By Associated Press
TACOMA, Wash. (AP) – A hunger strike at the Northwest Detention Center entered a fifth day on March 10, with four detainees still protesting their treatment and calling for an end to deportations. The strike began March 7 when about 750 detainees refused to eat.
“As of Tuesday evening [March 11], five detainees were under medical observation,” said ICE spokesman Andrew Munoz. “Following the Wednesday [March 12] morning meal, one of the five detainees had eaten two meals and was returned to the general population. There are currently four detainees under medical observation.”
U.S. Immigration and Customs Enforcement (ICE) officials said a lockdown announced March 9 was lifted later that same day. They said that the measure affected areas holding violent offenders as a precaution amid the continuing strike.
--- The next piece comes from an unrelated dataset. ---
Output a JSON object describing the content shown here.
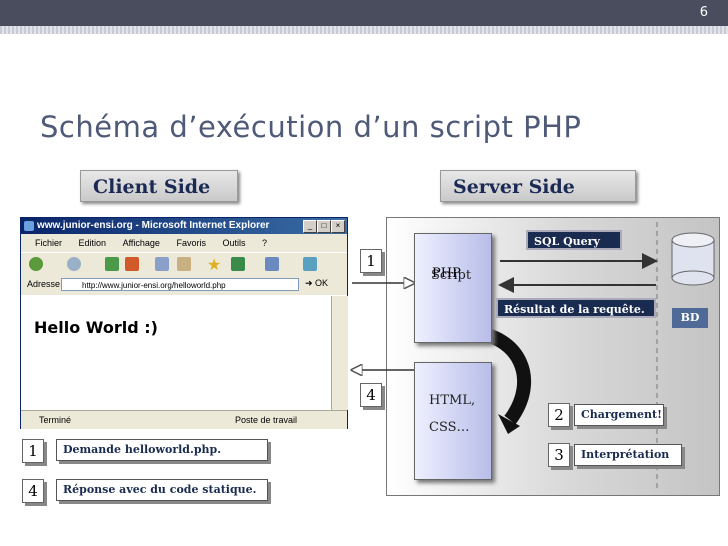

Protesters also want better treatment at the facility, better food and lower prices for the food, as well as more pay for the work they do while incarcerated.
“ICE fully respects the rights of all people to express their opinion without interference,” said Munoz. “While we continue to work with Congress to enact commonsense immigration reform, ICE is focused on sensible, effective immigration enforcement that focuses on convicted criminals, immigration fugitives, and those apprehended at the border while attempting to unlawfully enter the United States.”
Currently, ICE houses 1,300 at the Tacoma facility, including Wah Mee Massacre parolee Tony Ng, who is slated for deportation to Hong Kong by the first week of June or earlier. It was unknown if he was participating in the hunger strike.
“Even though detainees have refused to eat scheduled meals, they have had access to food throughout the protest period through the detention center commissary, which makes ready-to-eat meals and snack food available for purchase by detainees,” ICE stated.
Detainees are permitted to keep their commissary purchases in their personal storage area, said Munoz. It was not known for certain if protesters in the general population were abstaining from all food or just scheduled meals.
Munoz said ICE officials had been communicating with the detainees since the strike began.
“Several issues that have been brought to the management’s attention are being addressed, including adding more items to the commissary list and exploring ways to reduce prices.”
ICE officials said when considering items for the commissary, they have to determine the detainees’ well being and security of the center and the staff.
“Items that are generally prohibited are those that could be used as weapons or easily made into contraband items such as alcohol.”
According to an ICE statement, “There have been no punitive actions taken against the individuals who are participating in the protest.” (end)
Sue Misao contributed to this article.